The Japanese World Cup Organizing Committee (JAWOC) is to spend an extra US$4.5m on security for the World Cup following the terrorist attacks in the US. This brings the total budget set aside for security to over US$22m. JAWOC and the National Police Agency have announced a three-point plan to beef-up preventative measures, improve responses in the event of any attack and improve co-ordination with local authorities. As part of these plans there will be a 24-hour special search unit at all 10 venues and other tournament facilities, detailed to look for explosives and any suspect individuals.

Japanese police with illuminating battons

X-rays equipment, metal detectors and surveillance cameras are to be installed at stadiums and evacuation procedures put in place with the help of the emergency services. The new security CCTV system will supposedly enable officials to identify every spectator in the stadiums.

On the evidence of the half-hearted, inadequate crowd control after the opening game at Kobe's Misaki stadium the Japanese authorities still have a long way to go.
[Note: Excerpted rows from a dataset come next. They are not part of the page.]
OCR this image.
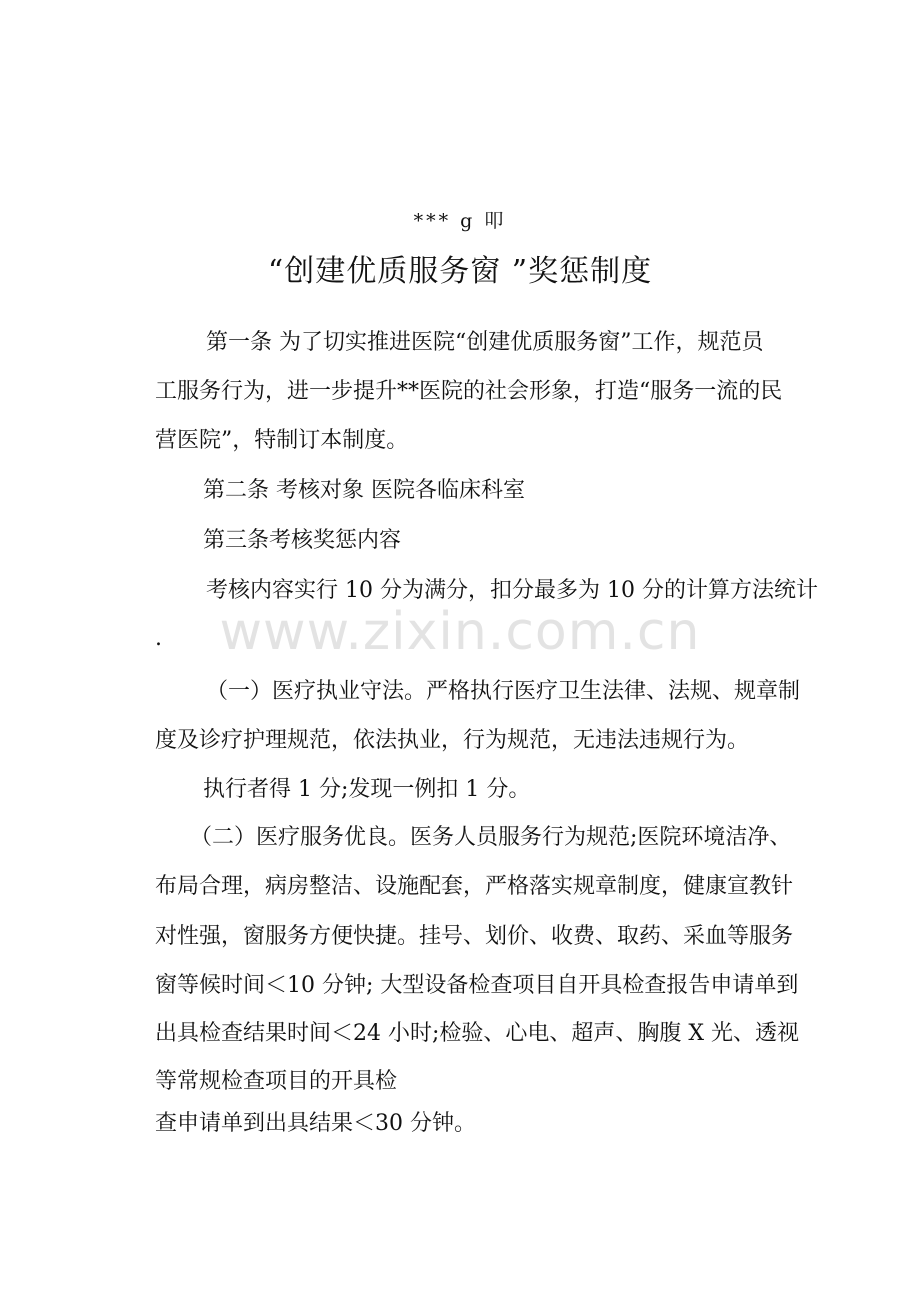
*** g 叩
“创建优质服务窗 ”奖惩制度
www.zixin.com.cn
第一条 为了切实推进医院“创建优质服务窗”工作，规范员
工服务行为，进一步提升**医院的社会形象，打造“服务一流的民
营医院”，特制订本制度。
第二条 考核对象 医院各临床科室
第三条考核奖惩内容
考核内容实行 10 分为满分，扣分最多为 10 分的计算方法统计
.
（一）医疗执业守法。严格执行医疗卫生法律、法规、规章制
度及诊疗护理规范，依法执业，行为规范，无违法违规行为。
执行者得 1 分;发现一例扣 1 分。
（二）医疗服务优良。医务人员服务行为规范;医院环境洁净、
布局合理，病房整洁、设施配套，严格落实规章制度，健康宣教针
对性强，窗服务方便快捷。挂号、划价、收费、取药、采血等服务
窗等候时间＜10 分钟; 大型设备检查项目自开具检查报告申请单到
出具检查结果时间＜24 小时;检验、心电、超声、胸腹 X 光、透视
等常规检查项目的开具检
查申请单到出具结果＜30 分钟。
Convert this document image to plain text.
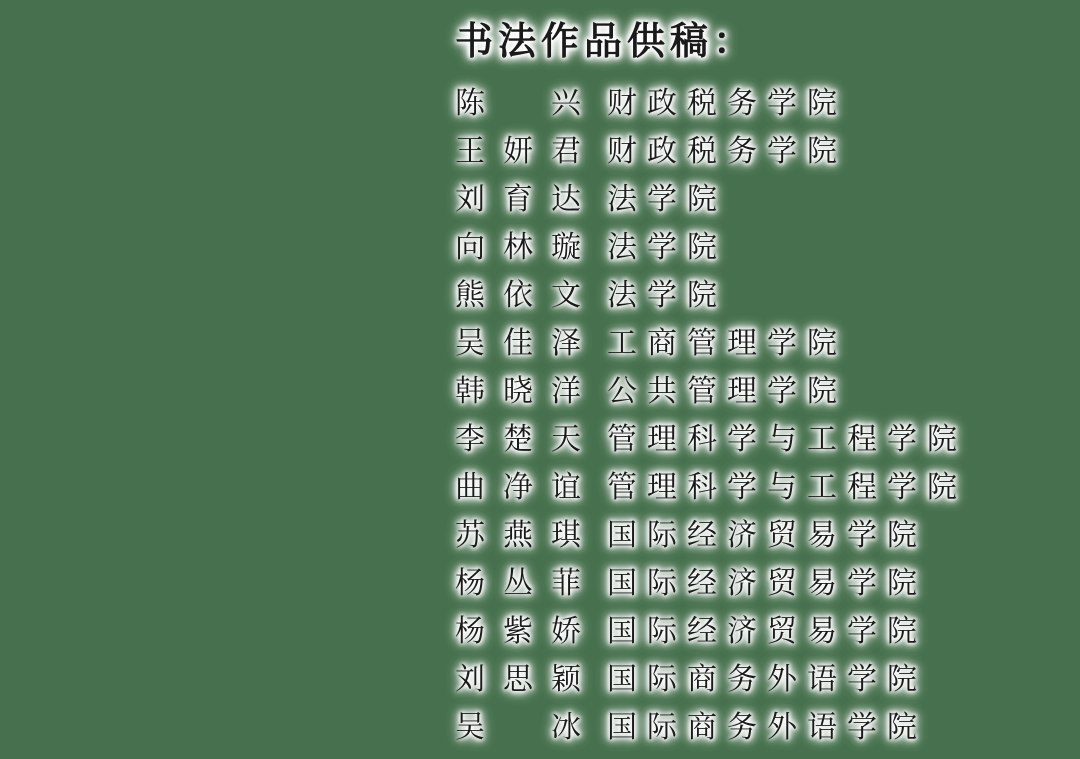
书法作品供稿：
陈 兴 财政税务学院
王 妍 君 财政税务学院
刘 育 达 法学院
向 林 璇 法学院
熊 依 文 法学院
吴 佳 泽 工商管理学院
韩 晓 洋 公共管理学院
李 楚 天 管理科学与工程学院
曲 净 谊 管理科学与工程学院
苏 燕 琪 国际经济贸易学院
杨 丛 菲 国际经济贸易学院
杨 紫 娇 国际经济贸易学院
刘 思 颖 国际商务外语学院
吴 冰 国际商务外语学院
Police tried to stop some exiting spectators from returning to the nearest subway station and attempted to usher them towards a different station instead. Police instructions were simply ignored by most fans and their lines easily breached as officers became involved in scuffling with individuals.

At the subway station itself a motley group of middle-aged security guards held back the crowds as they filed into the station.

The whole scene was chaotic and in need of a rethink to keep crowds moving without unnecessary obstruction. This may have to involve letting parts of the stadium clear before others to avoid human congestion, confusion and panic at transport points.